The Hubbard ferry departs the Auke Bay Ferry Terminal for its inaugural voyage through northern Lynn Canal on May 23. (Courtesy of the Alaska Department of Transportation and Public Facilities)

The Hubbard ferry departs the Auke Bay Ferry Terminal for its inaugural voyage through northern Lynn Canal on May 23. (Courtesy of the Alaska Department of Transportation and Public Facilities)

Hubbard will remain in service as staff and repair issues are addressed

Newest AMHS ferry “unequivocally” safe, despite inspection deficiencies, DOT official says.

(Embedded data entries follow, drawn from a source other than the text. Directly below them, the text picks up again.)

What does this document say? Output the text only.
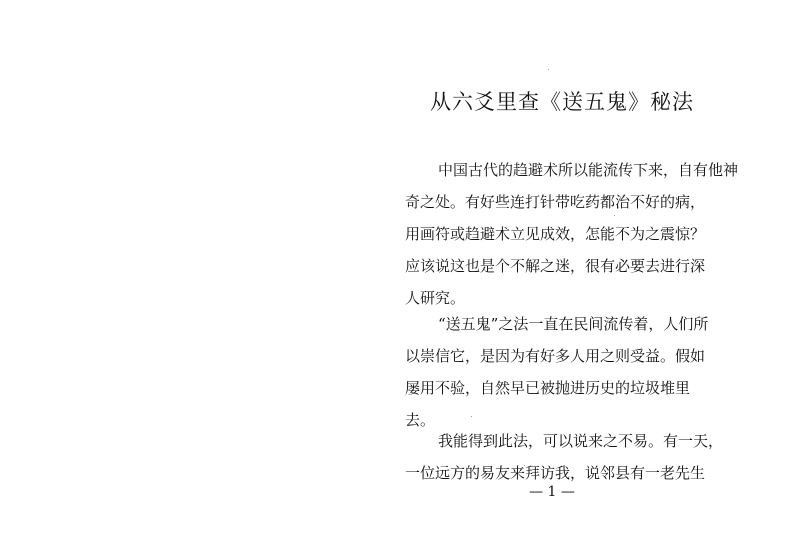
从六爻里查《送五鬼》秘法
中国古代的趋避术所以能流传下来，自有他神
奇之处。有好些连打针带吃药都治不好的病，
用画符或趋避术立见成效，怎能不为之震惊？
应该说这也是个不解之迷，很有必要去进行深
人研究。
“送五鬼”之法一直在民间流传着，人们所
以崇信它，是因为有好多人用之则受益。假如
屡用不验，自然早已被抛进历史的垃圾堆里
去。
我能得到此法，可以说来之不易。有一天，
一位远方的易友来拜访我，说邻县有一老先生
— 1 —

The Hubbard ferry will continue day service between Juneau, Skagway and Haines as scheduled this week, after top officials said late last week the vessel might be taken out of service due to staffing issues, an Alaska Marine Highway System spokesperson said Monday.

The possibility of suspending service was raised Friday by AMHS Director Craig Tornga during a meeting of the ferry system’s operations board. He said another licensed engineer was needed aboard AMHS’ newest vessel, but there were difficulties finding such a person.

That problem has now been resolved, Sam Dapcevich, a spokesperson for the ferry system, said Monday afternoon.

“The Hubbard is not going to be tied up this week,” he said.

The ferry system has been experiencing a severe shortage of employees for months, primarily in higher-skilled positions, that is currently keeping some of its nine vessels out of service.

The Hubbard is also experiencing what Keith Hillard, a captain aboard the vessel, called “growing pains” in comments made Friday to the operations board. Among the problems, he said, “are definitely some safety things that need to be addressed in the next yard period.”

Dapcevich said on Monday the Alaska Department of Transportation and Public Facilities, which oversees AMHS, “can unequivocally state that the Hubbard is safe.” He said the specific issues are related to a recent U.S. Coast Guard inspection that resulted in an “835 deficiency form” citing items needing repair.

“In regard to that it is pretty common to have some bugs to work out when a ship has sat idle and/or undergone significant modifications, and we’re addressing a few dried-out seals and corroded parts to remedy,” he said. “The 835 is for wiring upgrades and repairs that the crew are resolving right now.”

The Hubbard is in port on Mondays, so repairs often occur on those days, Dapcevich said. He said the vessel is scheduled to be out of service between Oct. 1 to Dec. 1 for yard work, and its next overhaul is scheduled for March 15 of next year.

“We don’t have the summer 2024 schedule yet, so I’m unable to provide its return-to-service date,” he said.